Вдруг всем стало хорошо; уже не жалели, что дали упасть словам женщины; и она перестала удивляться, что ей не ответили. Общество наслаждалось своим естественным шумом; оно не чувствовало себя ни объединенным, ни придавленным; этот шум служил ему продолжением и защищал его, как руно.
Вокруг кареты, где жило его тело, было покорное пространство, пассивно колеблющийся воздух.
Ехали. Общество было счастливо. Оно никогда ни о чем другом не мечтало, и для него не было большего наслаждения. Оно было создано для того, чтобы двинуться в путь и катиться по дороге. Во время стоянки на улице местечка, оно страдало от невозможности удовлетворить свою природу; теперь оно ликовало, как ребенок, который умеет говорить. Оно никуда не хотело приезжать и боялось остановок; когда лошади замедляли шаг на косогоре и шум стихал, как вода в отставленной от огня кастрюле, оно почти унывало и хотело говорить.
— Каково двум лошадям тащить такую тяжесть!
— Нас шесть человек, и еще один — семь, и еще один — восемь.
— И не только мы! А багаж вы не считаете?
— Кажется, и наверху кто-то есть.
— Наверху? Да, пастух из Малабрэ; недавно, когда пошли шагом, у первых тополей, он вскарабкался через козлы. Он, должно быть, сидит на каком-нибудь ящике или мешке.
Все, улыбаясь, подняли голову к переборчатому потолку; забавно было вдруг узнать, что на досках есть человеческая тяжесть, что среди тюков имеется человек и что об этом никто не знал.
Вот уже двадцать минут, там, где обществу чудился только собственный его шум, пастух думал о чем-то.
Потом стало немного неловко. Нельзя было забыть, что он там, нельзя было чувствовать там, как раньше, только потряхиваемый багаж и вечерний воздух. Души слабели, тянулись туда. Уже не казалось, что сидишь, как семья за столом. Душа мигала, точно пламя фонаря, когда разобьется стекло.
Обществу захотелось теснее сплотиться; у него было желание скучиться вокруг чего-нибудь.
Старик Годар сильнее стал думать о сыне:
«Как было бы хорошо, если бы он был тут! Ведь могло бы так быть, мы бы имеете ехали в город; беседовали бы; даже если бы не беседовали, я бы чувствовал его рядом».

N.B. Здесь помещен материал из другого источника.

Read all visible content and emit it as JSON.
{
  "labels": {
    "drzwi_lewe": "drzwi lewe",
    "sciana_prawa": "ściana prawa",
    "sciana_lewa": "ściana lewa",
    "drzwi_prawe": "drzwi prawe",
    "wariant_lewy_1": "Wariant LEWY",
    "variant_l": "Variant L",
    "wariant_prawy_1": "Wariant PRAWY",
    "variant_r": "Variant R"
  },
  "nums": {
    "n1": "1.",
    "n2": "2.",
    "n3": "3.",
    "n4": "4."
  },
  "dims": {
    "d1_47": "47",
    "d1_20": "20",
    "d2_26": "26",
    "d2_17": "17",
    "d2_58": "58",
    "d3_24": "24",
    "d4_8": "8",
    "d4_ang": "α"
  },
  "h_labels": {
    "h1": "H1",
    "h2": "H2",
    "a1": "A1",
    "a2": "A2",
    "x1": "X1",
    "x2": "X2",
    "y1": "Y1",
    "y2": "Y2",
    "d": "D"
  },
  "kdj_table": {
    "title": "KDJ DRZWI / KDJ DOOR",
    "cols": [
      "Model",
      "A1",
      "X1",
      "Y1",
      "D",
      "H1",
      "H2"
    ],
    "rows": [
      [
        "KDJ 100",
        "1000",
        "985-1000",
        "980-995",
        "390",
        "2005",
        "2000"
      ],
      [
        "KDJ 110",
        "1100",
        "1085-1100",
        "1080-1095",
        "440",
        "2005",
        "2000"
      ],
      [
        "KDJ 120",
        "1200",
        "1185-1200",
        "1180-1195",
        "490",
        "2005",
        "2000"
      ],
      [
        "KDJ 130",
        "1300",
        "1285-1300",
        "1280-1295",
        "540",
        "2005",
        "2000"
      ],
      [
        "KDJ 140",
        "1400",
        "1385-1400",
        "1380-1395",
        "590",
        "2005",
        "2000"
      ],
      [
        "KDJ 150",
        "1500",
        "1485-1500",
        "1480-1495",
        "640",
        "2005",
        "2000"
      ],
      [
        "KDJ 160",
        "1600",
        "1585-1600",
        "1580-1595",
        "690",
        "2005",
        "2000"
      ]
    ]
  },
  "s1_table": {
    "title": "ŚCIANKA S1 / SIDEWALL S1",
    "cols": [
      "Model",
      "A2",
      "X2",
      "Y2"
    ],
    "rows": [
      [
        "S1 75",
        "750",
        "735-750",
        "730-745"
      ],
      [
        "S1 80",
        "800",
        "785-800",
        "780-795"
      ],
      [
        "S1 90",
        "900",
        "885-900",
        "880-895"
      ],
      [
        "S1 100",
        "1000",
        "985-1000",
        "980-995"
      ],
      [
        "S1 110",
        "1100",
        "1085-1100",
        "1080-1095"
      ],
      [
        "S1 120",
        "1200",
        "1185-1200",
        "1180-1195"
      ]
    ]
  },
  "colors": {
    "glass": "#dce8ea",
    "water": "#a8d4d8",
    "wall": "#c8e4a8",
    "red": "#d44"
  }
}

Все общество ждало какой-нибудь мысли. Старику хотелось поведать свою новость, и он знал, что его будут слушать жадно. Общество жаждало этого. Годар не был уже пригнетен, умален, стеснен давлением враждебной души. Напротив, он расцветал, и слова готовы были сойти у него с губ.
Он не знал, как начать. Слова, которые он примерял в голове, были слишком резкие, слишком отчетливые. Несмотря на свое желание слышать, общество было бы несколько удивлено, его бы смутил этот старик, вдруг заявляющий: «Представьте себе! Мой сын Жак умер».
Конечно, можно взяться за это не так грубо и пустить две-три общих фразы, чтобы подготовить сообщение. Но это неприлично. Когда потерял сына, нельзя разговаривать о погоде.
«Будь на моем месте жена, — подумал он, — она бы не удержалась и заплакала; ее бы спросили: „Что с вами?“ Так бы и пошло».
Он уставился на виноторговца, забившегося в уголок. Господин сперва ничего не замечал и продолжал следить за покачиванием фонаря. Вдруг он повел глазами, потом головой и обернулся к Годару.
Последовало деятельное молчание. Старик старался не опускать век и многое выразить взглядом.
— Вы не боитесь утомления, в ваши годы?
— Приходится.
— Надо полагать, вы не ради собственного удовольствия едете в такой час?
— Еще бы! Даже по очень печальному делу!
Все общество стало слушать.
— Вы не на поезд, надеюсь?
— На поезд… У меня сын умер.
— Ваш сын умер?
— Тот, что жил в Париже?
— Ваш сын Жак?
— Он служил в почтовом ведомстве?
— Бедный вы! В такие годы потерять сына, это тяжело.
— Да, да!
— Он у вас был единственный?
— Да.
— Ведь он служил в почтовом ведомстве?
— Сколько ему было лет?
— Под шестьдесят.
— А от чего он умер?
— Скажите, дедушка Годар, ведь он был почтальон?
— Нет, он служил на паровозах.
Спины отставали от стенок: люди наклонялись немного вперед, несмотря на толчки; не чувствовалось ни усталости, ни желания прислониться поудобнее. И головы, казалось, склоняются, чтобы посмотреть, как кто-то спит в колыбели.